Ex-neonazistas ajudam na reabilitação de extremistas na Alemanha
Felix Benneckenstein era um astro em ascensão na extrema-direita alemã, um jovem compositor cuja guitarra feroz fazia com que o nacionalismo branco parecesse rebelde e autêntico.
Mas quando colegas neonazistas agrediram um amigo e Benneckenstein, que tinha pouco mais de 20 anos, foi parar na cadeia, dúvidas que ele havia ignorado por anos começaram a aflorar.
"Foi um despertar desagradável", ele recorda. "Você tem uma ideia sobre o que há de errado no mundo, e acredita ter descoberto verdades ocultas... e assim, perceber que tudo que você fez a você mesmo e a outros no passado tinha mentiras por base é um momento amargo."
Depois de quase uma década operando no extremo da extrema-direita, Benneckenstein hoje é parte de uma rede pequena mas efetiva de antigos neonazistas que ajudam pessoas a deixar o movimento. Espalhados pela Alemanha, eles trabalham em estreita cooperação com uma organização chamada EXIT, que oferece conselhos rápidos e sem burocracia para extremistas que não querem mais militar.
Em um momento no qual o nacionalismo extremo está em alta na Europa uma vez mais, a EXIT ajudou centenas de antigos neozistas a encontrar vida nova, de acordo com seu fundador Bernd Wagner, antigo detetive de polícia na Alemanha Oriental. Algumas das pessoas que atendem as linhas de assistência telefônica na EXIT, que tem uma organização irmã nos Estados Unidos, são eles mesmos antigos militantes de extrema-direita.
Os antigos neonazistas adotaram o nome de "Grupo de Ação" e tentam se encontrar pessoalmente pelo menos uma vez por ano. As reuniões não são divulgadas e jornalistas não são convidados porque alguns dos membros do grupo temem que sua identidade possa ser revelada a amigos e colegas que não conhecem seu passado. No mês passado, a agência de notícias Associated Press conseguiu acesso inédito a um retiro de dois dias promovido pelo grupo em um antigo centro de treinamento da polícia escondido nos bosques da Saxônia, um estado do leste do país notório pela forte presença da extrema direita.
Cerca de uma dúzia de participantes —a maioria dos quais homens e jovens— compareceu para falar do passado e discutir maneiras de atrair os companheiros que continuam a ser parte da cena neonazista.

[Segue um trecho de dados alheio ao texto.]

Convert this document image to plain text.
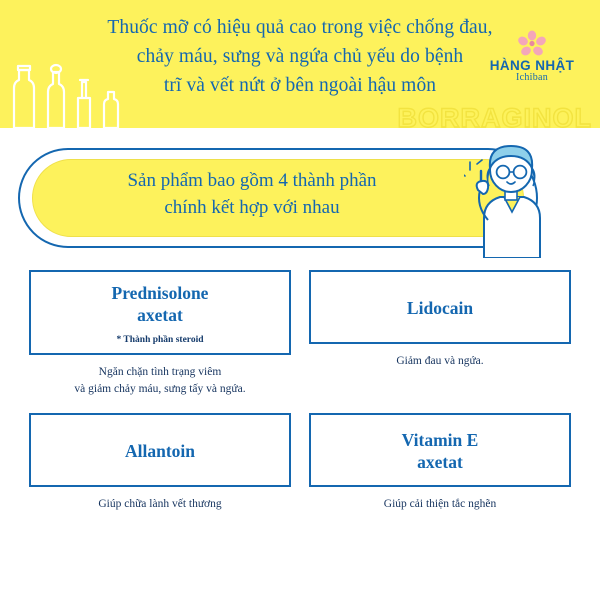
Thuốc mỡ có hiệu quả cao trong việc chống đau,
chảy máu, sưng và ngứa chủ yếu do bệnh
trĩ và vết nứt ở bên ngoài hậu môn
HÀNG NHẬT
Ichiban
BORRAGINOL
Sản phẩm bao gồm 4 thành phần
chính kết hợp với nhau
Prednisolone
axetat
* Thành phần steroid
Ngăn chặn tình trạng viêm
và giảm chảy máu, sưng tấy và ngứa.
Lidocain
Giảm đau và ngứa.
Allantoin
Giúp chữa lành vết thương
Vitamin E
axetat
Giúp cải thiện tắc nghẽn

"Ajuda muito as pessoas que elas possam falar dos velhos dias, não como guerreiros veteranos que venceram batalhas, mas sobre os erros que elas cometeram em suas vidas", disse Wagner. "Elas continuam a procurar um caminho, em uma realidade altamente complexa e diversa".
As pessoas que aderem à extrema-direita tipicamente têm muito em comum em seu histórico: interesse precoce em política, a sensação de que são excluídas ou desprivilegiadas, e raiva diante do que veem como injustiça ao seu redor.
Benneckstein tinha 13 anos quando entrou em contato com o nacionalismo branco. No começo, era mais rebelião adolescente do que simpatia genuína o que o a atraiu à extrema-direita.
"A cena nazista me parecia repelente. Meu irmão mais novo tinha síndrome de Down, e é claro que eu sabia o que aconteceu aos deficientes na era de Hitler".
Mas Benneckenstein curtia a música que seus novos amigos ouviam, e como muitos alemães jovens sentia que sua geração estava sendo injustamente punida pelos erros de seus avós. Ele se deixou iludir pelo revisionismo histórico, e chegou a negar que o Holocausto tivesse acontecido.
"Eu queria me livrar da culpa que as pessoas sentem por causa da História da Alemanha", ele disse.
Não demorou para que seus novos amigos começassem a bombardeá-lo com informações. Primeiro eles o radicalizaram, e em seguida Benneckenstein radicalizou outros seguidores. Adotando o pseudônimo Flex, ele compunha canções nacionalistas com versos como "sou criminoso porque quero mudar o mundo?" e "estou pronto a me rebelar contra tudo que estiver em nosso caminho".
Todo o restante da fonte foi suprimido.